I want them to reach their fullest potential.  I already know that they are smart.  The oldest one’s vocabulary alone far exceeds the 5th graders he shares a classroom with, and his little brother was reading when he was three.  Their intellect doesn’t worry me.  And the help that the oldest has gotten has helped considerably with his social skills.  he hasn’t had a “meltdown” in 3 years, and you might have to talk to him for a few minutes before you might start to realize that he doesn’t really see the world quite the same way as everyone else.  And I am glad for that.

Humans are the only creatures on the planet who figure that other like creatures owe them a certain deference because of their condition, and we in this country take that one step further by passing laws that purport to confer “rights” in order to make people conform to these expectations.  This is, of course, silly.  If you have to rely on the activity of government in order to confer a right, than it isn’t a “right” at all, it is merely a mandate for deference, and mandates can be changed on a whim.

I want my children to grow up to be happy and fulfilled.  Every parent who cares wants that for their kid.  However, I don’t think that learning to meet society’s minimum expectations hampers that ability.  I know my kids are capable of doing that.  I watch as it happens more and more as they grow older.  It hasn’t changed who they are.   It hasn’t destroyed their way of looking at the world, but they have gotten more adept at dealing with it. 

I realize that this isn’t an option for every kid with autism.  I realize that for some, no amount of training will enable them to interact in a regular and normal way with the world around them, and those who love them.  For them, others may always be their conduit to the outside world.  I remain unconvinced that special rights are the answer for supplying those people with the respect that they deserve as human beings, or that such a grant really is to the benefit of society. 
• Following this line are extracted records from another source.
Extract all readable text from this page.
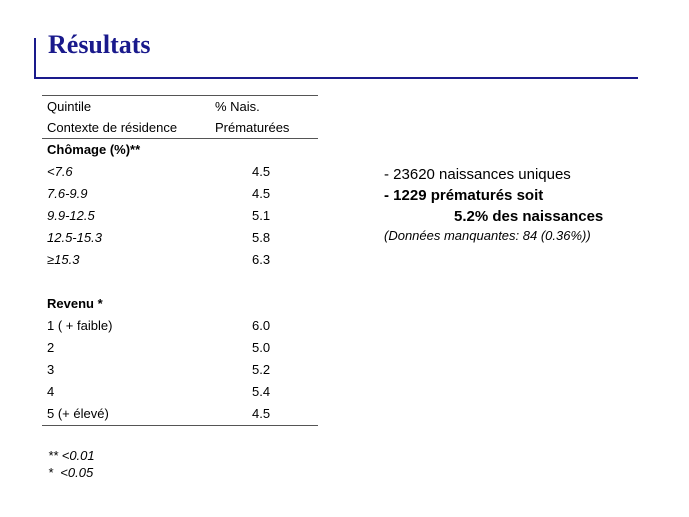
Résultats
Quintile	% Nais.
Contexte de résidence	Prématurées
Chômage (%)**
<7.6	4.5
7.6-9.9	4.5
9.9-12.5	5.1
12.5-15.3	5.8
≥15.3	6.3
Revenu *
1 ( + faible)	6.0
2	5.0
3	5.2
4	5.4
5 (+ élevé)	4.5
** <0.01
*  <0.05
- 23620 naissances uniques
- 1229 prématurés soit
5.2% des naissances
(Données manquantes: 84 (0.36%))
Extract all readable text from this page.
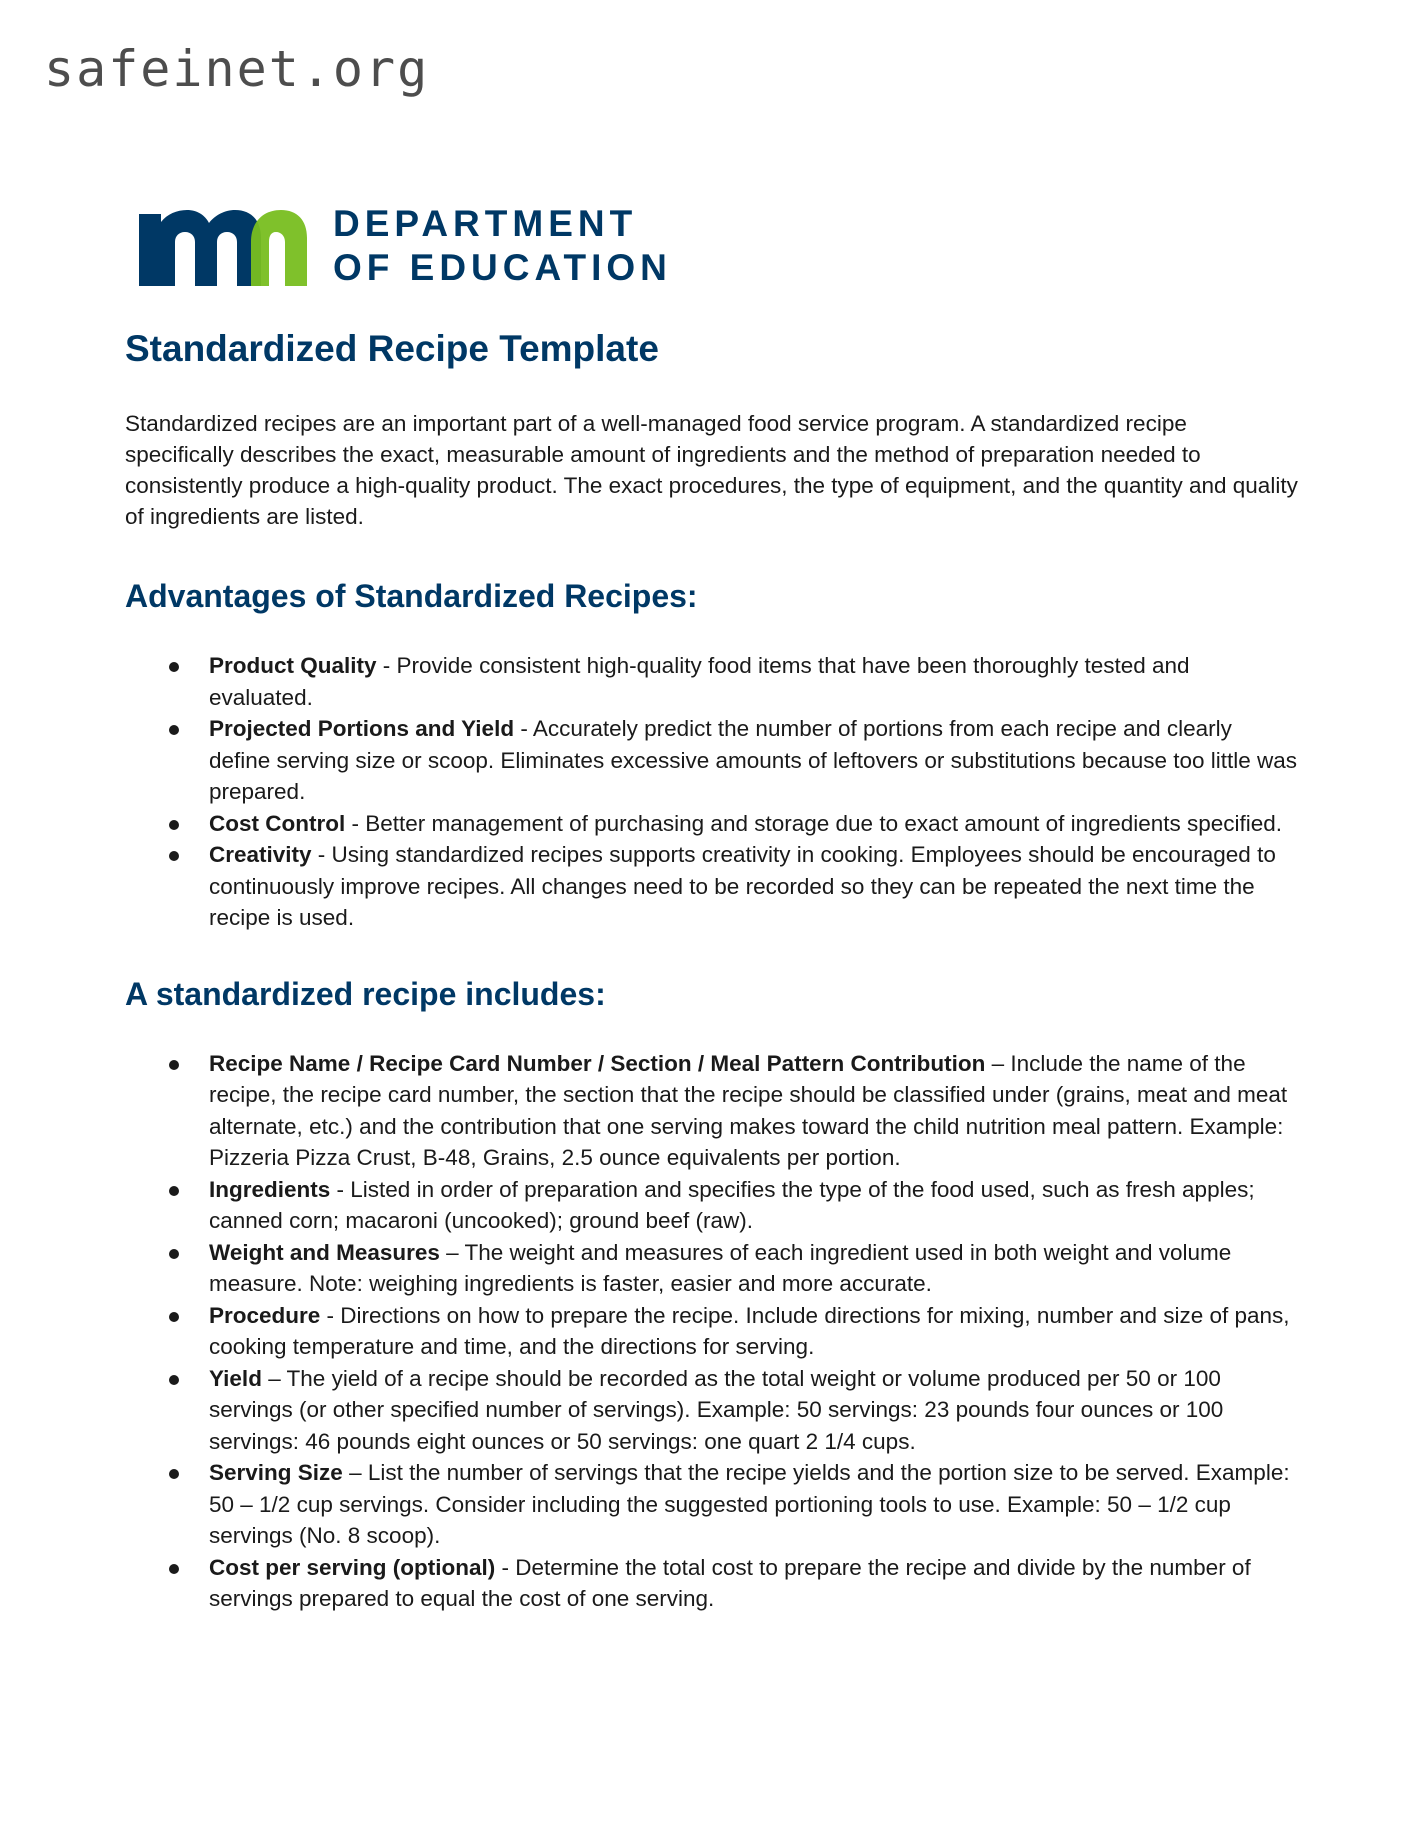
safeinet.org
DEPARTMENT
OF EDUCATION
Standardized Recipe Template

Standardized recipes are an important part of a well-managed food service program. A standardized recipe specifically describes the exact, measurable amount of ingredients and the method of preparation needed to consistently produce a high-quality product. The exact procedures, the type of equipment, and the quantity and quality of ingredients are listed.

Advantages of Standardized Recipes:
Product Quality - Provide consistent high-quality food items that have been thoroughly tested and evaluated.
Projected Portions and Yield - Accurately predict the number of portions from each recipe and clearly define serving size or scoop. Eliminates excessive amounts of leftovers or substitutions because too little was prepared.
Cost Control - Better management of purchasing and storage due to exact amount of ingredients specified.
Creativity - Using standardized recipes supports creativity in cooking. Employees should be encouraged to continuously improve recipes. All changes need to be recorded so they can be repeated the next time the recipe is used.
A standardized recipe includes:
Recipe Name / Recipe Card Number / Section / Meal Pattern Contribution – Include the name of the recipe, the recipe card number, the section that the recipe should be classified under (grains, meat and meat alternate, etc.) and the contribution that one serving makes toward the child nutrition meal pattern. Example: Pizzeria Pizza Crust, B-48, Grains, 2.5 ounce equivalents per portion.
Ingredients - Listed in order of preparation and specifies the type of the food used, such as fresh apples; canned corn; macaroni (uncooked); ground beef (raw).
Weight and Measures – The weight and measures of each ingredient used in both weight and volume measure. Note: weighing ingredients is faster, easier and more accurate.
Procedure - Directions on how to prepare the recipe. Include directions for mixing, number and size of pans, cooking temperature and time, and the directions for serving.
Yield – The yield of a recipe should be recorded as the total weight or volume produced per 50 or 100 servings (or other specified number of servings). Example: 50 servings: 23 pounds four ounces or 100 servings: 46 pounds eight ounces or 50 servings: one quart 2 1/4 cups.
Serving Size – List the number of servings that the recipe yields and the portion size to be served. Example: 50 – 1/2 cup servings. Consider including the suggested portioning tools to use. Example: 50 – 1/2 cup servings (No. 8 scoop).
Cost per serving (optional) - Determine the total cost to prepare the recipe and divide by the number of servings prepared to equal the cost of one serving.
It comes down to a very simple truth.  The touch of God is present in everything and in everyone who surrounds us.  If we are created in his image, then we owe that respect to each other.  It it sometimes difficult to maintain, as some people sully or misuse the gifts they have been given, but it is this recognition which is sometimes lacking for which a mandate creates a very poor substitute.  Anyone who spends time with an autistic child understands that whatever the behaviors might be, there is still a dignity there, and that dignity sometimes drives them to achievements that teachers and parents don’t think are possible. 

I want my boys to be who they are.  I want the world to know that their hearts are so much better than my own.  And I want them to be able to make their own way.  That doesn’t happen in a world that has to accommodate them, and they would never know if their achievements would be the same without the deference. 

You keep your “rights”.  I’ll keep them learning, working, and growing in their understanding and ability to deal with the world around them.